3D-FPIM: An Extreme Energy-Efficient DNN Acceleration System Using 3D NAND Flash-Based In-Situ PIM Unit

Abstract

The crossbar structure of the nonvolatile memory enables highly parallel and energy-efficient analog matrix-vector-multiply (MVM) operations. To exploit its efficiency, existing works design a mixed-signal deep neural network (DNN) accelerator, which offloads low-precision MVM operations to the memory array. However, they fail to accurately and efficiently support the low-precision networks due to their naive ADC designs. In addition, they cannot be applied to the latest technology nodes due to their premature RRAM-based memory array. In this work, we present 3D-FPIM, an energy-efficient and robust mixed-signal DNN acceleration system 3D-FPIM is a full-stack 3D NAND flash-based architecture to accurately deploy low-precision networks.
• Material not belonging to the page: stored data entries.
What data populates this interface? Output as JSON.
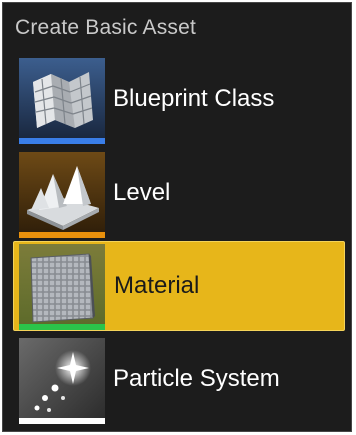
{
  "menu": {
    "header": "Create Basic Asset",
    "items": [
      {
        "label": "Blueprint Class",
        "icon": "blueprint-icon",
        "stripe_color": "#3a7ee8",
        "selected": false
      },
      {
        "label": "Level",
        "icon": "level-icon",
        "stripe_color": "#e8900c",
        "selected": false
      },
      {
        "label": "Material",
        "icon": "material-icon",
        "stripe_color": "#2bc44a",
        "selected": true
      },
      {
        "label": "Particle System",
        "icon": "particle-system-icon",
        "stripe_color": "#ffffff",
        "selected": false
      }
    ]
  },
  "colors": {
    "background": "#1c1c1c",
    "selected_background": "#e7b61a"
  }
}
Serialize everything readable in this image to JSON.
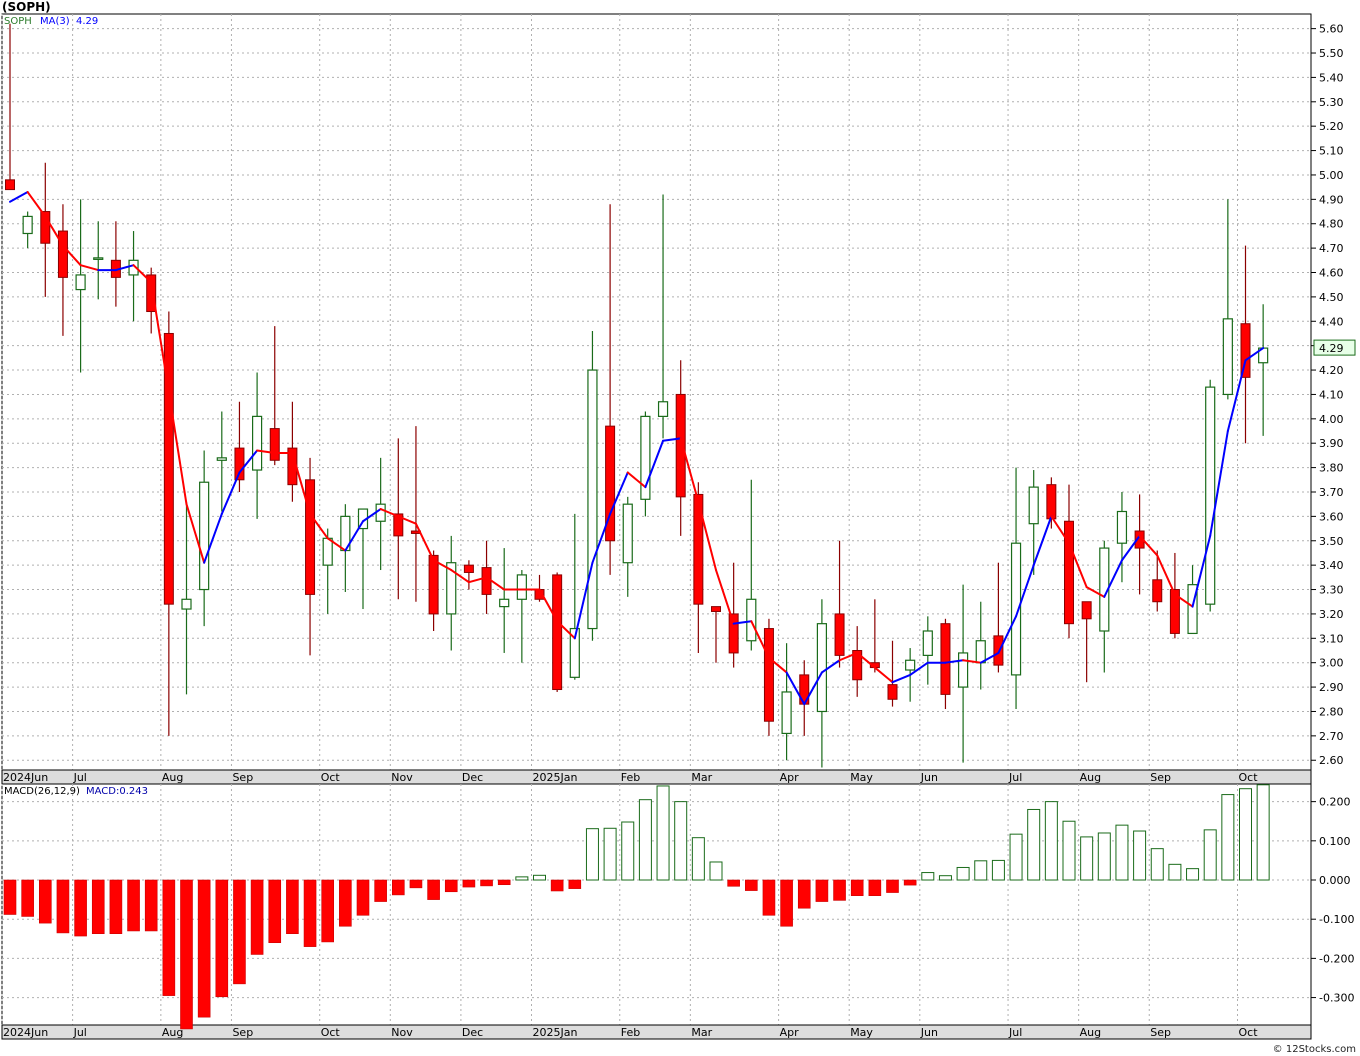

We design the hardware stack by carefully architecting a specialized analog-to-digital conversion method and utilizing the three-dimensional structure to achieve high accuracy, energy efficiency, and robustness. To accurately and efficiently deploy the networks, we provide a DNN retraining framework and a customized compiler. For evaluation, we implement an industry-validated circuit-level simulator. The result shows that 3D-FPIM achieves an average of 2.09x higher performance per area and 13.18x higher energy efficiency compared to the baseline 2D RRAM-based accelerator.